Mahika tidak keberatan jika sekolahnya berhenti sampai di sini. Asal ada Zaman. Mahika tidak keberatan akan hal itu. Abi dan Umi menyetujui.

Bahkan mereka sudah merencanakan untuk membicarakan pernikahan yang akan diadakan di pesantren jika Zaman sudah sampai.

Tapi kenapa ketika Mahika sudah ikhlas melepas segalanya, Zaman justru pergi untuk selamanya. Mahika tidak sekuat itu. Mahika tidak sanggup.

Dia menangis tersedu-sedu di sudut kamar yang redup cahaya. Menutup wajahnya. Tidak dapat membayangkan hari esok dan selanjutnya akan berjalan seperti apa, karena Zaman sudah tidak ada.

Lampu kamar menyala. Seseorang yang masuk ke kamar itu melihat Mahika yang duduk bersimpuh. Bahunya bergetar. Suara sesenggukannya terdengar.

Perlahan dia melangkah menghampiri anak itu. Duduk di hadapan Mahika, dia tepuk pelan lengan Mahika.

Detik demi detik Mahika mulai meluruskan wajahnya. Dia menatap seseorang yang berada di hadapannya. Jemari dinginnya terangkat mengusap wajah orang itu.

"Kenapa nangis? Lampunya kenapa dimatikan. Tidak ke asrama? Kenapa di kamarku, hum?"

Mahika semakin terisak. Dia menunduk tersedu-sedu.

"Ada apa? Kenapa nangis? Kemari. Kemari, sayang."

Malam itu Mahika merasakan tubuhnya ditarik lembut penuh cinta ke dalam pelukan yang tak ubahnya seperti selimut paling lembut dan hangat. Dia menumpahkan segala laranya di lingkaran tangan yang memeluknya.

"Aku.....aku nggak mau sendirian. Aku capek hidup sendirian. Aku capek ngelihat orang-orang yang aku sayang pergi. Mereka semua ninggalin aku. Mereka semua nggak tahu kalau dari kecil aku selalu kesepian." Dia menangis sejadi-jadinya.

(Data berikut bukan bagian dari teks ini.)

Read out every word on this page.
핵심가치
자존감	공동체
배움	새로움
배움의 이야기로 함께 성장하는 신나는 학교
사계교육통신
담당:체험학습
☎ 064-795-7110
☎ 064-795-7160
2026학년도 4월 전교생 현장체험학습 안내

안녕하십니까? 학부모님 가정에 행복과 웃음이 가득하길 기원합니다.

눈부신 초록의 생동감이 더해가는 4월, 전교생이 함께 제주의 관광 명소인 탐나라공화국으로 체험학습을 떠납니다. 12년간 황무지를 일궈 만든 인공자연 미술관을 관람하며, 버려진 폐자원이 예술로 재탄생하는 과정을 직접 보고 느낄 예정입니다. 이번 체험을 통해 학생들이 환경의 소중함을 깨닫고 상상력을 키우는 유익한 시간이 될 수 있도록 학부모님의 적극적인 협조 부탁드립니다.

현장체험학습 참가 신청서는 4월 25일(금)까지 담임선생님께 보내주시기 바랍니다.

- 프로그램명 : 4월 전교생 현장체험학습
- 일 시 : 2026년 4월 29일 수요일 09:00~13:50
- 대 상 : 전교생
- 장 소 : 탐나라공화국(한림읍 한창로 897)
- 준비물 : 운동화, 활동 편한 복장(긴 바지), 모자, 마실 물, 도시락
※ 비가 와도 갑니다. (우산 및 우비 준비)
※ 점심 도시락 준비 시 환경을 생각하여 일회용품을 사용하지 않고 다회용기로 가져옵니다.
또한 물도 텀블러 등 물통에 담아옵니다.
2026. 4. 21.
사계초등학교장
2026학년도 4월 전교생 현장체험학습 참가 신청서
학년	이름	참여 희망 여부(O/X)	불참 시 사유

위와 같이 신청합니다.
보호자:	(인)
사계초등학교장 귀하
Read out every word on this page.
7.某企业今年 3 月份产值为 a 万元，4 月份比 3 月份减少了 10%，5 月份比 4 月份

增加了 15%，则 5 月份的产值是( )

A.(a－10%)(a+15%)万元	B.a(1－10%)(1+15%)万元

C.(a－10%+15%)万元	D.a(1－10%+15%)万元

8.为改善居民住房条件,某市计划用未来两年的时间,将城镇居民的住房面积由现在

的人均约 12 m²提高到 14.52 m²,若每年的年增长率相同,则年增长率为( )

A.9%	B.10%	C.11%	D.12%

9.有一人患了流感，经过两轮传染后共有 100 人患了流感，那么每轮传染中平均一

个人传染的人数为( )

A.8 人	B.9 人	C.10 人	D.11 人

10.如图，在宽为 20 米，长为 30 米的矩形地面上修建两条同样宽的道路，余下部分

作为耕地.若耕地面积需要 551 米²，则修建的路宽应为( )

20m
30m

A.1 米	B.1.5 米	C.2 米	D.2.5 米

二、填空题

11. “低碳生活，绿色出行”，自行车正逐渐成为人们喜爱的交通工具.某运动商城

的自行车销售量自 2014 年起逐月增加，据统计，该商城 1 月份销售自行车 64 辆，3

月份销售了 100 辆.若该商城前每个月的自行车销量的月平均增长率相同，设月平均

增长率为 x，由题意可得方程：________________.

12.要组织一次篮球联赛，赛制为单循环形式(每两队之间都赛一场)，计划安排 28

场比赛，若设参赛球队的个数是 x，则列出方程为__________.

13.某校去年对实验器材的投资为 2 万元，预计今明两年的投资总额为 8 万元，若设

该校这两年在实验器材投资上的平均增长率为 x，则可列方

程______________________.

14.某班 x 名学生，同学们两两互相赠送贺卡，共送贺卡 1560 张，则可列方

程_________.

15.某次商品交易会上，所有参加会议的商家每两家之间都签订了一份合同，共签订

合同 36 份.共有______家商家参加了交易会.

"Nggak ada yang ninggalin kamu. Aku di sini. Aku nggak ninggalin kamu. Sekarang lihat. Aku di sini, di depan kamu. Kita mau nikah, kan? Mau buat pesta di pesantren? Kita tinggal berdua di kota. Iya?"

Mahika mendongak menatap wajah lelaki itu. Dia tersenyum tapi air matanya jatuh terus menerus.

"Aku nggak mungkin ninggalin kamu dan anak kita. Aku nggak sejahat itu."

Mahika mengusap air matanya.

"Ta....tapi aku nyaksiin sendiri kamu dibawa sama orang-orang. Tubuh kamu dibalut kain putih. Kamu nggak sadarkan diri. Tubuh kamu luka, banyak darahnya, banyak lebamnya. Tubuh kamu biru...."

Mahika menjatuhkan keningnya ke kening Zaman. Dia menangis mengusap wajah lelaki itu.

"Aku nggak tahu sesakit apa yang kamu rasakan. Tapi aku hampir mati lihat tubuh kamu, Zaman. Aku kesakitan lihat tubuh kamu yang banyak lukanya," Mahika menatap wajah Zaman. Dia menggeleng kepala. Air matanya terus jatuh. "Sakit? Pasti sakit ya? Kamu diapain? Siapa yang pukulin kamu? Siapa yang nyiksa kamu......" dia menunduk sesenggukan.

Usapan lembut terasa pada lengannya. Lelaki itu mengusap lengannya. Mengusap air matanya. Mencium keningnya.

"Aku baik-baik saja. Nggak ada yang luka, sayang. Lihat. Tatap aku. Nggak ada luka lebam."